OPEC: Barkindo to bow out as Sec Gen in August
Sopuruchi Onwuka
Nigeria’s oil diplomacy maestro, Dr Mohammad Sanusi Barkindo, who has functioned as the Secretary General of the Organization of Petroleum Exporting Countries (OPEC) since 2016, will serve out his tenure this July and yield the position to newly elected Haitham Al-Ghais of Kuwait.
Dr Barkindo will bequeath the role after brokering the Declaration of Cooperation (DOC) between OPEC and 10 more key oil producers in a coalition that now has solid control over the global energy market and more strident voice in the global energy debate.
He played remarkable role in stimulating a broader coalition across ideological divides in salvaging the petroleum industry, global financial institutions and world economy through a first ever global industry and political convergence in protecting the global oil market from the turbulence of the global COVID-19 pandemic and associated downturn.
To save the market and the industry from value destruction and arrest looming disaster in the highly exposed global financial markets, Dr.
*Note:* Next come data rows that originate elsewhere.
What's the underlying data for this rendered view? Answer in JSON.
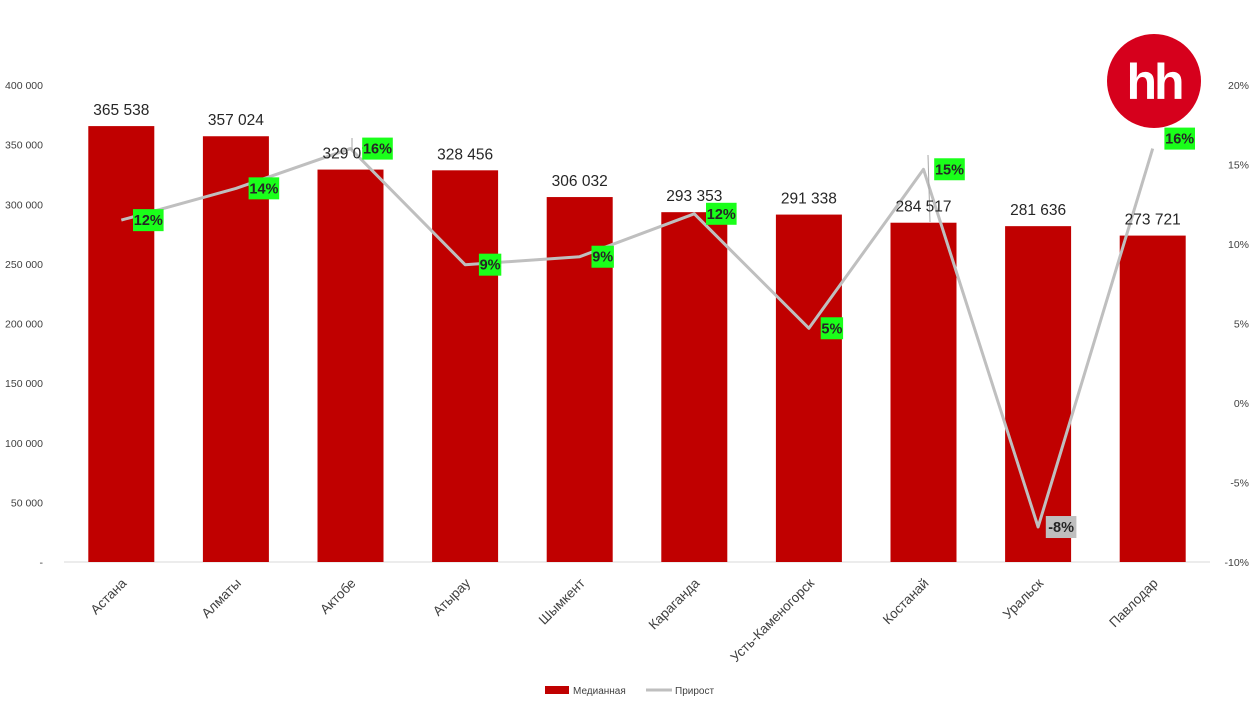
{
  "logo": {
    "text": "hh",
    "color": "#d6001c"
  },
  "chart_data": {
    "type": "bar",
    "categories": [
      "Астана",
      "Алматы",
      "Актобе",
      "Атырау",
      "Шымкент",
      "Караганда",
      "Усть-Каменогорск",
      "Костанай",
      "Уральск",
      "Павлодар"
    ],
    "series": [
      {
        "name": "Медианная",
        "type": "bar",
        "axis": "left",
        "color": "#c00000",
        "values": [
          365538,
          357024,
          329079,
          328456,
          306032,
          293353,
          291338,
          284517,
          281636,
          273721
        ],
        "labels": [
          "365 538",
          "357 024",
          "329 079",
          "328 456",
          "306 032",
          "293 353",
          "291 338",
          "284 517",
          "281 636",
          "273 721"
        ]
      },
      {
        "name": "Прирост",
        "type": "line",
        "axis": "right",
        "color": "#bfbfbf",
        "values": [
          11.5,
          13.5,
          16.0,
          8.7,
          9.2,
          11.9,
          4.7,
          14.7,
          -7.8,
          16.0
        ],
        "labels": [
          "12%",
          "14%",
          "16%",
          "9%",
          "9%",
          "12%",
          "5%",
          "15%",
          "-8%",
          "16%"
        ],
        "label_colors": [
          "#1aff1a",
          "#1aff1a",
          "#1aff1a",
          "#1aff1a",
          "#1aff1a",
          "#1aff1a",
          "#1aff1a",
          "#1aff1a",
          "#bfbfbf",
          "#1aff1a"
        ]
      }
    ],
    "y_left": {
      "ylim": [
        0,
        400000
      ],
      "ticks": [
        0,
        50000,
        100000,
        150000,
        200000,
        250000,
        300000,
        350000,
        400000
      ],
      "tick_labels": [
        "-",
        "50 000",
        "100 000",
        "150 000",
        "200 000",
        "250 000",
        "300 000",
        "350 000",
        "400 000"
      ]
    },
    "y_right": {
      "ylim": [
        -10,
        20
      ],
      "ticks": [
        -10,
        -5,
        0,
        5,
        10,
        15,
        20
      ],
      "tick_labels": [
        "-10%",
        "-5%",
        "0%",
        "5%",
        "10%",
        "15%",
        "20%"
      ]
    },
    "title": "",
    "xlabel": "",
    "ylabel": "",
    "grid": false,
    "legend_position": "bottom"
  }
}
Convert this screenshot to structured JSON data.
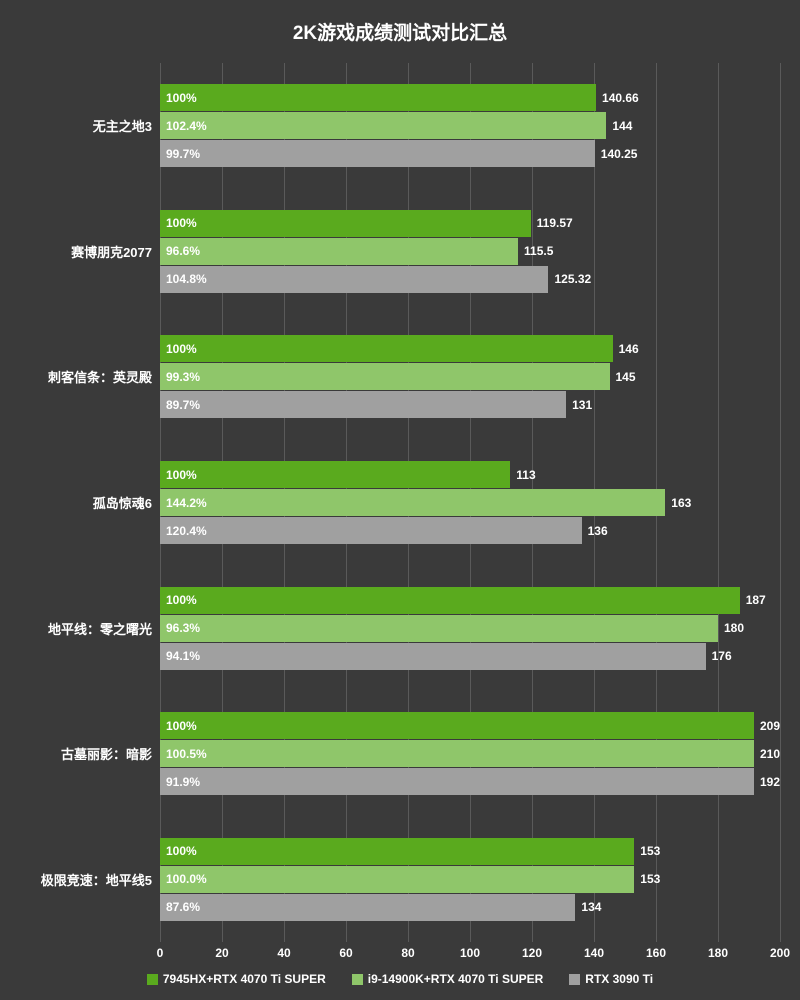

Barkindo coordinated OPEC’s efforts to secure international approval to wipe over 10 million barrels per day off the market supply in order to achieve balance.
He has also championed industry advocacy for balanced approach towards to the global movement for energy transition, stepping into the global podium for policy debate with solid and unimpeachable arguments, statistics and projections that assert the relevance of petroleum in the global energy mix in the foreseeable future.
Dr Barkindo worked with a team of technocrats and industry veterans from across countries whose delegates were in different committees of OPEC, including Haitham Al-Ghais who worked in the Joint Technical Committee of the OPEC coalition until 2021.
Together, all the committees worked with the secretariat to achieve the goal of the coalition in matching supply with demand.
The 23-nation OPEC+ coalition is expected to release more 400,000 barrels a day of oil into the market in a meeting scheduled for January 4. The expected production increase follows the coalition’s tight outlook for the oil market.
At a preliminary meeting on Monday, the group’s analysts cut estimates for the surplus expected in the first quarter, predicting.
The group which held preliminary meeting on January 3 envisaged weaker supply growth from rival producers.
Despite restoring about two-thirds of the production members halted in 2020the OPEC+ coalition has succeeded in pushing oil prices near $78 a barrel.
The OPEC+ Joint Technical Committee, which analyzes the market on behalf of ministers, predicts improved demand as the world achieves better management of the Covid-19 pandemic.
With his appointment, Haitham Al-Ghais who worked in the JTC would now lead the team that runs the OPEC secretariat as from August Dr Barkindo would bow out.
Dr Barkindo is passing the baton of managing the OPEC secretariat at a time global oil market is relatively stabilized and producers have begun responding to rising demand as global economies recover from pandemic lulls.
OPEC is adding barrels at a time fuel inventories are currently at low. Stockpiles in developed nations were 85 million barrels below their average from 2015 to 2019 as of November, according to the JTC.
Al-Ghais who previously worked for the Kuwait Petroleum Corporation (KPC) and served as Kuwait’s OPEC Governor from 2017 to June 2021 currently works as deputy managing director for International Marketing at KPC.
He told secondary sources on Monday that global oil demand should return to its pre-pandemic levels by the end of 2022.
Haitham al-Ghais echoed the position of Dr Barkindo that the OPEC+ alliance was important for the stability and balance of oil markets.